At the beginning of 2017 the STA set out to make a list of goals for the upcoming year with the intention of furthering our mission of supporting equitable access for all of Seattle through a well-used, interconnected, and maintained urban system of trails. During this process, we identified a MAJOR opportunity to improve trail accessibility and use for communities around the City of Seattle.
Through our work with the Seattle Trails Program we noticed that there was no unified set of trail maps for Seattle, and among existing maps outdated data was being referenced and there was different information being portrayed between parks. While Larger parks like Discovery and Seward have advisory councils that provide maps to their visitors, smaller parks tend to not have maps, and if they do the maps are not easy to locate online. Additionally, not one park was using the City of Seattleās most current trails data that was collected in the Fall of 2016.

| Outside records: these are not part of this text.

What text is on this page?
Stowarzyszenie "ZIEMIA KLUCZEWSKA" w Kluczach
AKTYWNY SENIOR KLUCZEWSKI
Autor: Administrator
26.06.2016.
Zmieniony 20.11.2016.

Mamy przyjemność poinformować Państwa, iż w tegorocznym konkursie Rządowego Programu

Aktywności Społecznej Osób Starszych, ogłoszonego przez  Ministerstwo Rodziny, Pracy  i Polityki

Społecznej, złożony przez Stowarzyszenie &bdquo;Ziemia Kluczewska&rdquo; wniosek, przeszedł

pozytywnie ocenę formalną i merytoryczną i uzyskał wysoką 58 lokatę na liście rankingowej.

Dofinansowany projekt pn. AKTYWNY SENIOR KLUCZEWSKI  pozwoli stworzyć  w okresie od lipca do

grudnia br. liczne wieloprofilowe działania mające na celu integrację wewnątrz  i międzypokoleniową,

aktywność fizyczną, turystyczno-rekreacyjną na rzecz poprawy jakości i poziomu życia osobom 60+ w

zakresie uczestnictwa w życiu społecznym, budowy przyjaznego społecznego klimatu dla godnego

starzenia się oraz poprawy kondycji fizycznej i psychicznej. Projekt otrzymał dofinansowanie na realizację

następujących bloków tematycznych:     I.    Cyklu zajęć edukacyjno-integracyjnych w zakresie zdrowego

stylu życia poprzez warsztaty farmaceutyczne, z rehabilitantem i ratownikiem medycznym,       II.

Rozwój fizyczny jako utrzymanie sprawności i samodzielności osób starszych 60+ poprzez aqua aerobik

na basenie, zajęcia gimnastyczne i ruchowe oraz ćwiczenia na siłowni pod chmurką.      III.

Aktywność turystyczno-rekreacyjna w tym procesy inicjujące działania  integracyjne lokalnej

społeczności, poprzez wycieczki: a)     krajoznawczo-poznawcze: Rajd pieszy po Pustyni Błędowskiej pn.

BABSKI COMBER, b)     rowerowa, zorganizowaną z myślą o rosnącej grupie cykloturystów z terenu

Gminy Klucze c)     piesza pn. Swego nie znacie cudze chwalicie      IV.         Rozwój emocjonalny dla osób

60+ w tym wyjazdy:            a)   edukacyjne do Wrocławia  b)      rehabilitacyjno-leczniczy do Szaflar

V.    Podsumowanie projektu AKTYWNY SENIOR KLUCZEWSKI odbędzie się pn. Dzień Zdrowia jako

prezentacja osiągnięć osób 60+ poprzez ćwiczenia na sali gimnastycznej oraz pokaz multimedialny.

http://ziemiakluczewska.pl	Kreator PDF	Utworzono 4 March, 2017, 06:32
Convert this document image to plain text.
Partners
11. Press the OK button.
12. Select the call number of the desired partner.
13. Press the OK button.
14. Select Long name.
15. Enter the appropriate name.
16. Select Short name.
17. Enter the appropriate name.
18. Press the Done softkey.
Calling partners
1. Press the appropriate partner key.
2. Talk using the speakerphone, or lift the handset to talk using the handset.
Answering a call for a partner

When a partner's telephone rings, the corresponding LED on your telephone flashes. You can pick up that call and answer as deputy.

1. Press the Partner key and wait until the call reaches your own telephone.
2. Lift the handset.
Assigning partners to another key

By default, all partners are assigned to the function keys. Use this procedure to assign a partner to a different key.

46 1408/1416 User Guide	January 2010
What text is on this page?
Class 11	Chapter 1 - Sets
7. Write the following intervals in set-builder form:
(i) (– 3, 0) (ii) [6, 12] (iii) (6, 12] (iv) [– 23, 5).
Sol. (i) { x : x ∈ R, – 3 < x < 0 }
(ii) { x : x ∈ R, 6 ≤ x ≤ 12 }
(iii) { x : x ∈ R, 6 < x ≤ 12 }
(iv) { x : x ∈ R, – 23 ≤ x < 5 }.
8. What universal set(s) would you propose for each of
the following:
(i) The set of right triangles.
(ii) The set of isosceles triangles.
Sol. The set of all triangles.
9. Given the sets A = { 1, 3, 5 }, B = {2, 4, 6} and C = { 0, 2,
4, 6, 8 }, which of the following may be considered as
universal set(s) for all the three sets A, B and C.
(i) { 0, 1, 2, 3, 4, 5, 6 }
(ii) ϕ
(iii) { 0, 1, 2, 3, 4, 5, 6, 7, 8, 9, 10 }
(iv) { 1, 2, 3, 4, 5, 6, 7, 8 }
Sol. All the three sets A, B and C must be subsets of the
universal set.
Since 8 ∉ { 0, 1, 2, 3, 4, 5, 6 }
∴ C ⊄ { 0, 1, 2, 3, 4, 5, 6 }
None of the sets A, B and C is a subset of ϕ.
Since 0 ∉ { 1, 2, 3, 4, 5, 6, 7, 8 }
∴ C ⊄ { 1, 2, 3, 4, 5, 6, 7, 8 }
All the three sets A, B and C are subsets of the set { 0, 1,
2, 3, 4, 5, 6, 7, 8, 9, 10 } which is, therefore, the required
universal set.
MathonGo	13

As a team we identified sixty-seven parks of varying sizes and use that are home to the nearly 100 miles of soft-surfaced trails within the city. We began developing a template trail map for Discovery Park, the methodology of which would be used to create trail maps for the rest of Seattle’s parks. The map for Discovery Park was made by combining GIS layers from Seattle’s online open data portal, existing park maps (where they were available), Google Earth aerial images, and first hand on-the-ground accounts of existing conditions. After communicating back and forth with the STA advisory council members until we were happy with a design and the content of the template, the Discovery Park map was complete (for now).
Both the Discovery Park and Seward Park trail maps were released to the public on June 3rd for National Trails Day. The STA was in Discovery Park for the release and ended up handing out hundreds of maps to the public. Both maps are available for free at seattletrails.org, and new maps will be released periodically throughout the summer.
As new maps are released we will be coordinating events like the one in Discovery Park. Please give us any feedback you may have, these maps are working documents. We want the you, the user, to get the most out of these maps as possible. Let us know what works and what doesn’t work, what you would like to see and what would be interesting know. Thank you in advance and please keep an eye out this summer for new maps, and be sure to come out and get a copy of one at an event near you!